The Overseas Investment Office is investigating the "good character" status of China's Agria Corp, PGG Wrightson's largest shareholder, after the company was formally delisted from the New York Stock Exchange early last year.
"We are aware of the situation in the US in relation to Agria around its delisting from the New York Stock Exchange and concerns raised by the US Securities and Exchange Commission. The OIO can confirm that we are investigating Agria's good character. We are unable to make any further comment at this time," an OIO spokesman said in an emailed response to questions.
An Agria-led consortium was given a green light to take an initial stake in rural services firm PGG Wrightson in 2009 and a controlling holding in 2011. Under OIO regulation, "consent cannot be granted unless the people who will control the investment are of good character."

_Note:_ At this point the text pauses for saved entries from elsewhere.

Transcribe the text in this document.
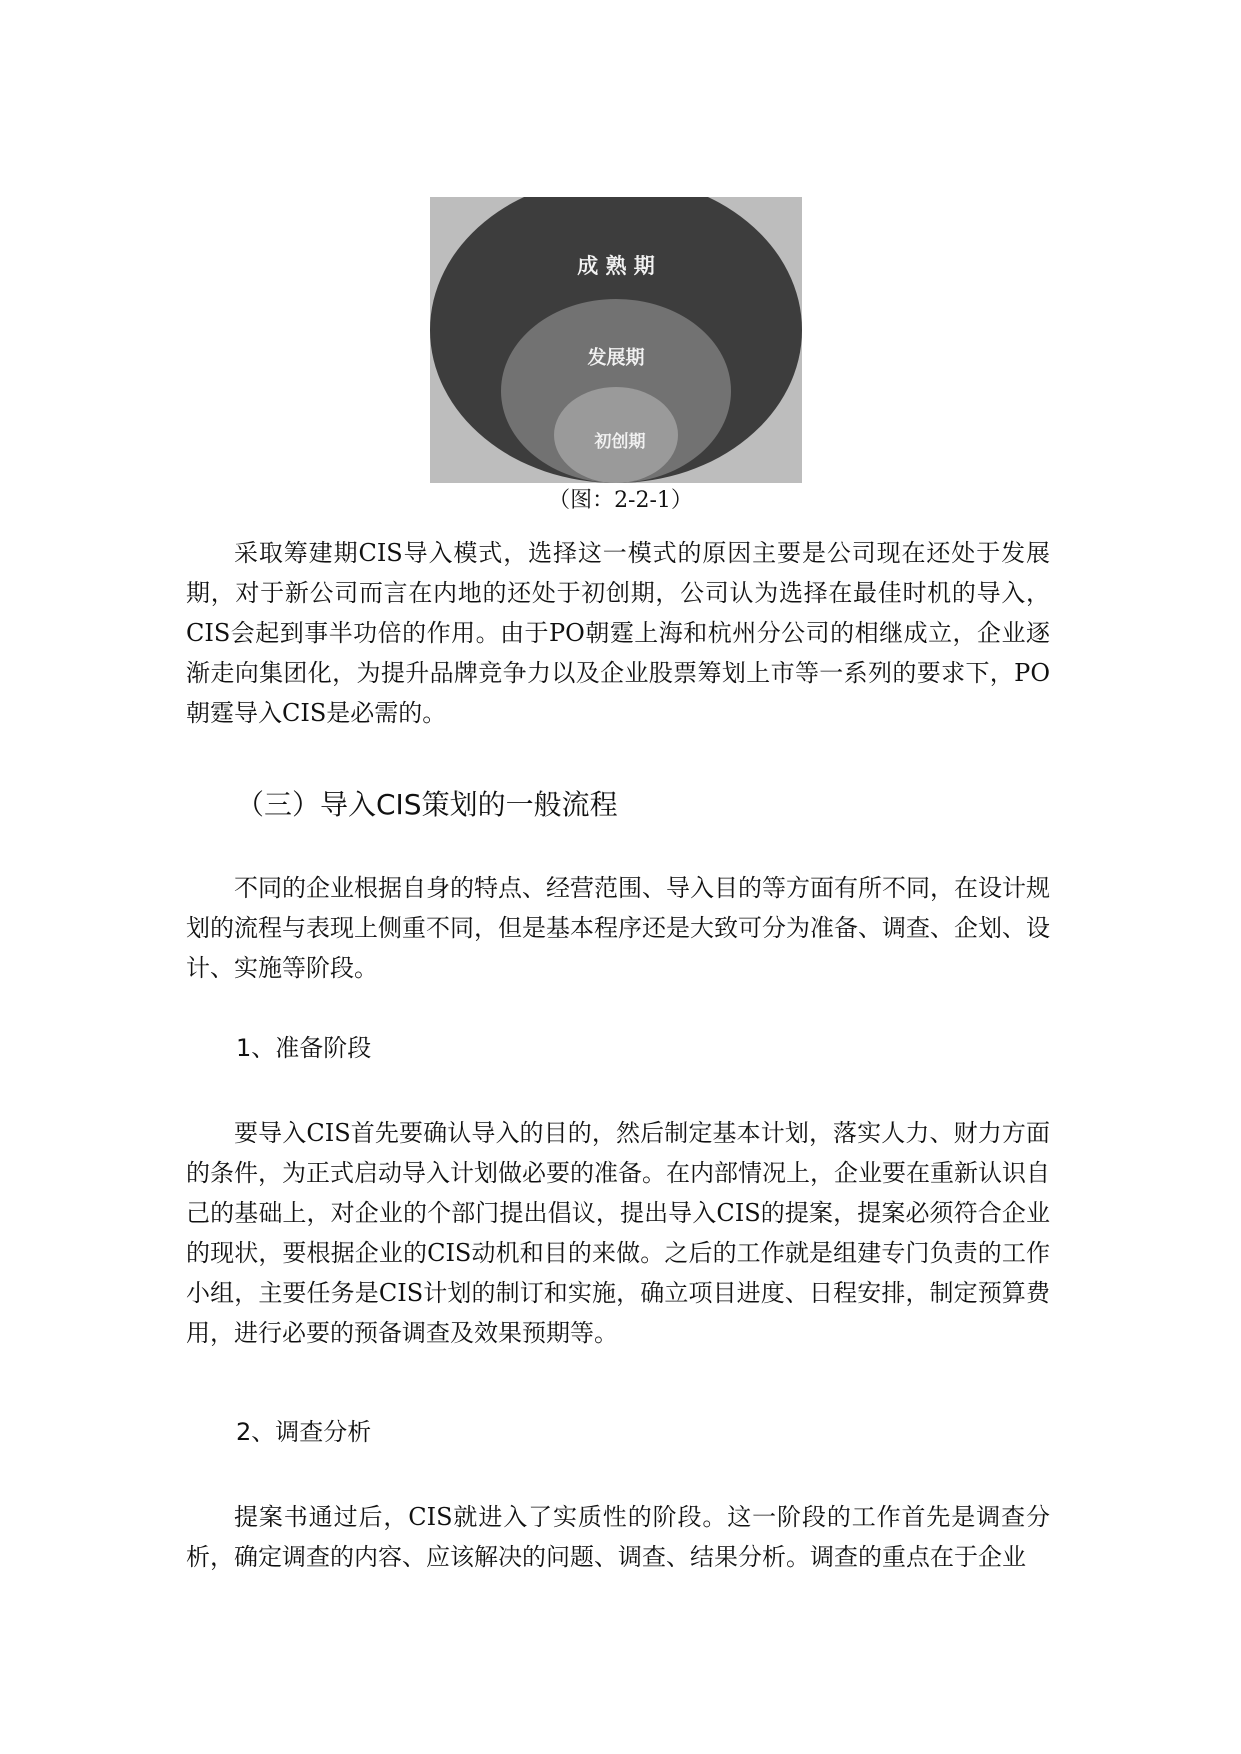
成 熟 期
发展期
初创期
（图：2-2-1）

采取筹建期CIS导入模式，选择这一模式的原因主要是公司现在还处于发展期，对于新公司而言在内地的还处于初创期，公司认为选择在最佳时机的导入，CIS会起到事半功倍的作用。由于PO朝霆上海和杭州分公司的相继成立，企业逐渐走向集团化，为提升品牌竞争力以及企业股票筹划上市等一系列的要求下，PO朝霆导入CIS是必需的。

（三）导入CIS策划的一般流程

不同的企业根据自身的特点、经营范围、导入目的等方面有所不同，在设计规划的流程与表现上侧重不同，但是基本程序还是大致可分为准备、调查、企划、设计、实施等阶段。

1、准备阶段

要导入CIS首先要确认导入的目的，然后制定基本计划，落实人力、财力方面的条件，为正式启动导入计划做必要的准备。在内部情况上，企业要在重新认识自己的基础上，对企业的个部门提出倡议，提出导入CIS的提案，提案必须符合企业的现状，要根据企业的CIS动机和目的来做。之后的工作就是组建专门负责的工作小组，主要任务是CIS计划的制订和实施，确立项目进度、日程安排，制定预算费用，进行必要的预备调查及效果预期等。

2、调查分析

提案书通过后，CIS就进入了实质性的阶段。这一阶段的工作首先是调查分析，确定调查的内容、应该解决的问题、调查、结果分析。调查的重点在于企业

Agria, which owns 50.22 percent of PGG Wrightson through Agria (Singapore) Limited, was formally delisted from the New York Stock Exchange on Jan. 2, 2017. Trading was halted when an NYSE investigation "uncovered evidence demonstrating that the company and its management engaged in operations contrary to the public interest and not in keeping with sound public policy," Agria said at the time, citing the NYSE.
It went on to say the NYSE claimed to have identified evidence indicating that the company, through a top executive and other intermediaries, engaged in trading intended to artificially inflate Agria's stock price and that it provided incomplete, misleading or false information.
Agria also said it was subpoenaed in December 2015 by the US Securities and Exchange Commission "in connection with a non-public investigation". At the time, it said "the SEC's subpoena is focused on, among other things, Agria's historic and ongoing business operations in China" and that it was cooperating with the investigation.
Wrightson shares fell 3.3 percent to 58 cents but are up 18 percent over the past 12 months.